Upon hearing the judge's words, Tyson's broad shoulders slumped, and he was led away in handcuffs while his wife cried.
The decision came three weeks after Tyson's successful comeback against Francois Botha, his first fight since he lost his license for biting Evander Holyfield's ears during a championship bout. Tyson was scheduled to fight April 24 in Las Vegas against an opponent to be determined.
Marino Capurro, spokesman for Showtime, the cable network that has a multiple-fight contract with Tyson:
"We are surprised at the severity of the sentence that the Montgomery County District Court has issued to Mike Tyson. We cannot comment further at this time."
Indiana authorities must now decide whether the 32-year-old fighter violated his probation for a 1991 rape conviction. Tyson was released in 1995 after serving three years of a six-year sentence, and his probation was set to expire in March.
The sentence also could lead to a review of Tyson's boxing license by the Nevada State Athletic Commission, which reinstated the fighter in October after a one-year suspension for biting Holyfield during a fight in June 1997.
It was not clear how the commission would react to the sentence.
Judge Patricia Gifford, the Indiana judge who sentenced Tyson at his rape trial, could not be reached for comment. David Deputy, a bailiff in her court, said he couldn't comment on the sentence.
"The judge is waiting for her paperwork to come from Maryland," he said.
Tyson kicked one motorist and punched another after a minor three-car accident in Gaithersburg, Md., on Aug. 31. In December, Tyson pleaded no contest -- meaning he neither protested the charges nor admitted guilt.

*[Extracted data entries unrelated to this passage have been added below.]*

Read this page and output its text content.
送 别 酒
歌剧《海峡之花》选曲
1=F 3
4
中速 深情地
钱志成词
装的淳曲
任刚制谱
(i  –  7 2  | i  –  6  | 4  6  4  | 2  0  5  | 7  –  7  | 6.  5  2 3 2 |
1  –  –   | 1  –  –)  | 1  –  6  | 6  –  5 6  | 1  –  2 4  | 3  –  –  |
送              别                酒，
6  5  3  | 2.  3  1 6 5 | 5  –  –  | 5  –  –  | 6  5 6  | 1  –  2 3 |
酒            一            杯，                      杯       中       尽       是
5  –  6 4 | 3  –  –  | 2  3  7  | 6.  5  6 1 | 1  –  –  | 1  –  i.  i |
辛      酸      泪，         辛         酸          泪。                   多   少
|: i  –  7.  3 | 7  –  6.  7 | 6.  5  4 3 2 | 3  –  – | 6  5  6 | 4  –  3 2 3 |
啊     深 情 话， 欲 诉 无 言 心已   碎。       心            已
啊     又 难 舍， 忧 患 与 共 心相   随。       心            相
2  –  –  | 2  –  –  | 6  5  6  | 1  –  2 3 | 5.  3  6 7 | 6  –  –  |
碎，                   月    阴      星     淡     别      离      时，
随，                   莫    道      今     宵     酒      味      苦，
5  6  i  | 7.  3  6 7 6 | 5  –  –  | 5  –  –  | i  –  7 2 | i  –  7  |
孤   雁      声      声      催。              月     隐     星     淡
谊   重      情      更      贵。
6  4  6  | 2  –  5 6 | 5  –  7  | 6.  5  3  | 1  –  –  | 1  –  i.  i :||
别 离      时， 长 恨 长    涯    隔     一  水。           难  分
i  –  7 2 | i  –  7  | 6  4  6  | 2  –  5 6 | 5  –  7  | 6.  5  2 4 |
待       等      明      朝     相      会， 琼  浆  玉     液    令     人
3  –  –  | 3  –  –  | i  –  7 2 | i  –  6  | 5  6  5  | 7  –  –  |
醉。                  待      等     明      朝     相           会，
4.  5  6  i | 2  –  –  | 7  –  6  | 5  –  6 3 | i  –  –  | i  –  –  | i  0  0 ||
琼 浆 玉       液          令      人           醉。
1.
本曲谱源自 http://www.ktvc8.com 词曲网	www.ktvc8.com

He could have received up to 20 years in jail.
The two victims, Abmielec Saucedo and Richard Hardick, settled out of court, and were against sending Tyson to jail.
The prosecutor, Montgomery County State's Attorney Douglas Gansler, wanted Tyon behind bars, but was hampered by a plea agreement negotiated by his predecessor, Robert Dean. Dean had said he would recommend no jail time in return for the no contest plea.
Gansler's memo to the judge called Tyson "nothing less than a time bomb." Gansler detailed Tyson's 1991 rape conviction in Indiana, seven brushes with the law as a juvenile, and the Holyfield fight.